Much of this year’s loan exhibition is culled from what was available in the Yellowstone National Park collection, or from the National Parks Service and the Department of the Interior. There are also works on loan from the East Hampton Library, Guild Hall, and the Parrish Art Museum, which had an early board president, Rebecca Bolling Littlejohn, who donated several of Moran’s wood engravings to the Parrish’s collection.

In addition, the show includes paintings, chromolithographs, the artist’s Stetson hat with a photograph of him in it, and a gun with which he shot two rattlesnakes and a cougar. A sketchbook has been reproduced on video so that viewers can experience the images as if they were turning each page. There are also maps, stereographic cards, palettes, and brushes on view.

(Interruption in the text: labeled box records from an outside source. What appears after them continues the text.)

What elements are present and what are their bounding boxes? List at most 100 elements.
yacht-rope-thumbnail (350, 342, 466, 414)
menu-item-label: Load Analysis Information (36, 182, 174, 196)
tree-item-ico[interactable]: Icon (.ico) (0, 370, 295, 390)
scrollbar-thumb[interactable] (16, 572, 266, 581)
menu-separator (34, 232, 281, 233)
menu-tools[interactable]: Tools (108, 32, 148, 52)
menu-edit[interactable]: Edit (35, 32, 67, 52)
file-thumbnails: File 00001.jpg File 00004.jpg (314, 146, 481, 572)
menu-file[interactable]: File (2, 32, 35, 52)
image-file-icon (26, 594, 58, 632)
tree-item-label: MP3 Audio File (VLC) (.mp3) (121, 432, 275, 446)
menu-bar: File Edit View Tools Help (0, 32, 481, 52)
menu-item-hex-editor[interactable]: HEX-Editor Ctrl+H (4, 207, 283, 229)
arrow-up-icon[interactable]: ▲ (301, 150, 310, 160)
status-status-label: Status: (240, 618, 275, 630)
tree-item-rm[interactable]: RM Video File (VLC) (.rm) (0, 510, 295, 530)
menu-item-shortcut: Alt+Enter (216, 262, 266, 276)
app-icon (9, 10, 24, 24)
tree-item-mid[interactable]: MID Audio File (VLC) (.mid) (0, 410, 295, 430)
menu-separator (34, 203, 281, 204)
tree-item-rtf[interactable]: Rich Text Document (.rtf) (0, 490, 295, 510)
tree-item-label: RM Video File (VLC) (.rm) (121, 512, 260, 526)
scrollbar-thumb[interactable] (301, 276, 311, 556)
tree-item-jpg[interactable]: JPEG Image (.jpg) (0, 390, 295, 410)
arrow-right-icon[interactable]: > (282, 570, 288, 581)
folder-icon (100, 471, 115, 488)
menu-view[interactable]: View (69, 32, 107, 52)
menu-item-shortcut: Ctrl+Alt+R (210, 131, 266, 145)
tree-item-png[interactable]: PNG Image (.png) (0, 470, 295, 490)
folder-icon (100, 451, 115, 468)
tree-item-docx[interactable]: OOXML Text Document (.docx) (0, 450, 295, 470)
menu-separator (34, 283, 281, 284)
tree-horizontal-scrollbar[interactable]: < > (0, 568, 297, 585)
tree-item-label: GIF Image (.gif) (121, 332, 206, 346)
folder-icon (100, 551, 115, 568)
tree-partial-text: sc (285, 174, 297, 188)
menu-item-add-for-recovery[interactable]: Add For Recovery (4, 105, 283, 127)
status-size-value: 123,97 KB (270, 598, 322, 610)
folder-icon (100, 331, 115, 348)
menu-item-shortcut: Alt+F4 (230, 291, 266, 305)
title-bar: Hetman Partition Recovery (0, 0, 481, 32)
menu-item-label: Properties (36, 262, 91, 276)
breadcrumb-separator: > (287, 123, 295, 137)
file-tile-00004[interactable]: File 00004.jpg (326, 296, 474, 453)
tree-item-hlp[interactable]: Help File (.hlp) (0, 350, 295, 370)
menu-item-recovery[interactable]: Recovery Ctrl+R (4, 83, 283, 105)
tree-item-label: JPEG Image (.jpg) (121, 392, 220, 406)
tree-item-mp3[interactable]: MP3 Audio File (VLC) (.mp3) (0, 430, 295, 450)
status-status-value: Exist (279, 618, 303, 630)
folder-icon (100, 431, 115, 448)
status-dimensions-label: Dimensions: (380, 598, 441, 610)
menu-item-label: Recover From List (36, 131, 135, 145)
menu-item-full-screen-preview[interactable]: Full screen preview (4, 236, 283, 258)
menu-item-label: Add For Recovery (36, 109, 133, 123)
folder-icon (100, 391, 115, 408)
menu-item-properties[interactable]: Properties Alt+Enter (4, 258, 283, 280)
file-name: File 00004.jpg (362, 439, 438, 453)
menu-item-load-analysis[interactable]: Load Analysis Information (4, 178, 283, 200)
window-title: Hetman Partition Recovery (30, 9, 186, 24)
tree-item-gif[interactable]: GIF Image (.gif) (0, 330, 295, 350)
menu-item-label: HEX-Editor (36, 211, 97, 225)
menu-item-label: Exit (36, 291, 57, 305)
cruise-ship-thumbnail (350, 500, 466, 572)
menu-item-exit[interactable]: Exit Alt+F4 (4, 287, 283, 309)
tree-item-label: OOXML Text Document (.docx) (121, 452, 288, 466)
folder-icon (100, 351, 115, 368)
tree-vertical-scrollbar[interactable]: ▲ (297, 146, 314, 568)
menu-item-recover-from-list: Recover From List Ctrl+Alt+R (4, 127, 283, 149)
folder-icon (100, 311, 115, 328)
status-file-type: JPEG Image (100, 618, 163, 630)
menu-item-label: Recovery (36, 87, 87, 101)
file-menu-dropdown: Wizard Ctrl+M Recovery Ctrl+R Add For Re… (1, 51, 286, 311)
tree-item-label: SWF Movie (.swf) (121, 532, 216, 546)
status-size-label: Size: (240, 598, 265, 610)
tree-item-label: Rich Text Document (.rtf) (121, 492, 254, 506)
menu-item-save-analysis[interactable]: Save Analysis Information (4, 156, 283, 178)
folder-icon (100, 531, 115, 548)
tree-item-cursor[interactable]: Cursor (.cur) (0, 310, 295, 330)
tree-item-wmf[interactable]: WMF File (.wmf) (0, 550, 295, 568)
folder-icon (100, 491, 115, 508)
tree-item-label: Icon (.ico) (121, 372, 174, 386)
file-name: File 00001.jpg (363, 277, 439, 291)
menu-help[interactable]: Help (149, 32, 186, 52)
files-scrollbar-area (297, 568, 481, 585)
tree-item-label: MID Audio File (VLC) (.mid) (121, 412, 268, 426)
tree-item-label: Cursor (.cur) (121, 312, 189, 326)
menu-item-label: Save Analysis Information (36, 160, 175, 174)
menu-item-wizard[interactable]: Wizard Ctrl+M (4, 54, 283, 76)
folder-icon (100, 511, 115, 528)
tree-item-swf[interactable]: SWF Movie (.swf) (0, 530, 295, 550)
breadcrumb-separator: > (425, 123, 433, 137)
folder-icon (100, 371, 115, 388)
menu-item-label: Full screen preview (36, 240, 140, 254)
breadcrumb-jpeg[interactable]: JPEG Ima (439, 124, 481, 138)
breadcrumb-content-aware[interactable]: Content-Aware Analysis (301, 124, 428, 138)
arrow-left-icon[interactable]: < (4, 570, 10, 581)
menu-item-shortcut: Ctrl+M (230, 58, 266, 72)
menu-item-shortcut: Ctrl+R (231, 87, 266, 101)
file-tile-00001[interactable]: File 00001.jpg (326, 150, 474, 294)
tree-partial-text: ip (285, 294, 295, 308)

The house itself is interesting, too, with pendant paintings decorating the carved recesses in the fireplace mantelpiece and a collection of windows and doors salvaged from places like a late-19th century candy and cigar store in Manhattan. Although in a revival of an earlier style of architecture, the windows have a more modern look, and the beige color the family painted the house was likely chosen to mimic the color of new wooden shingles and to stand out among its gray neighbors, Mr. Barons said.

The near-term work in the house will include hanging picture rail below the trim in some of the rooms and wallpaper in the bedrooms. The three buildings on the property — a small cottage Moran used in his later years to avoid using the stairs, the gondola storage shed, and the family’s beach cabana — will be rejuvenated in future projects.

Even those who cannot squeeze in a trip this weekend will have an opportunity to see the house again later this year when it reopens on Saturdays in December for its annual Christmas exhibition. The house will be decorated for a Victorian Christmas celebration, and the historical society’s collection of antique toys, once displayed at Clinton Academy, will be on view at the Moran house as part of this new East Hampton tradition.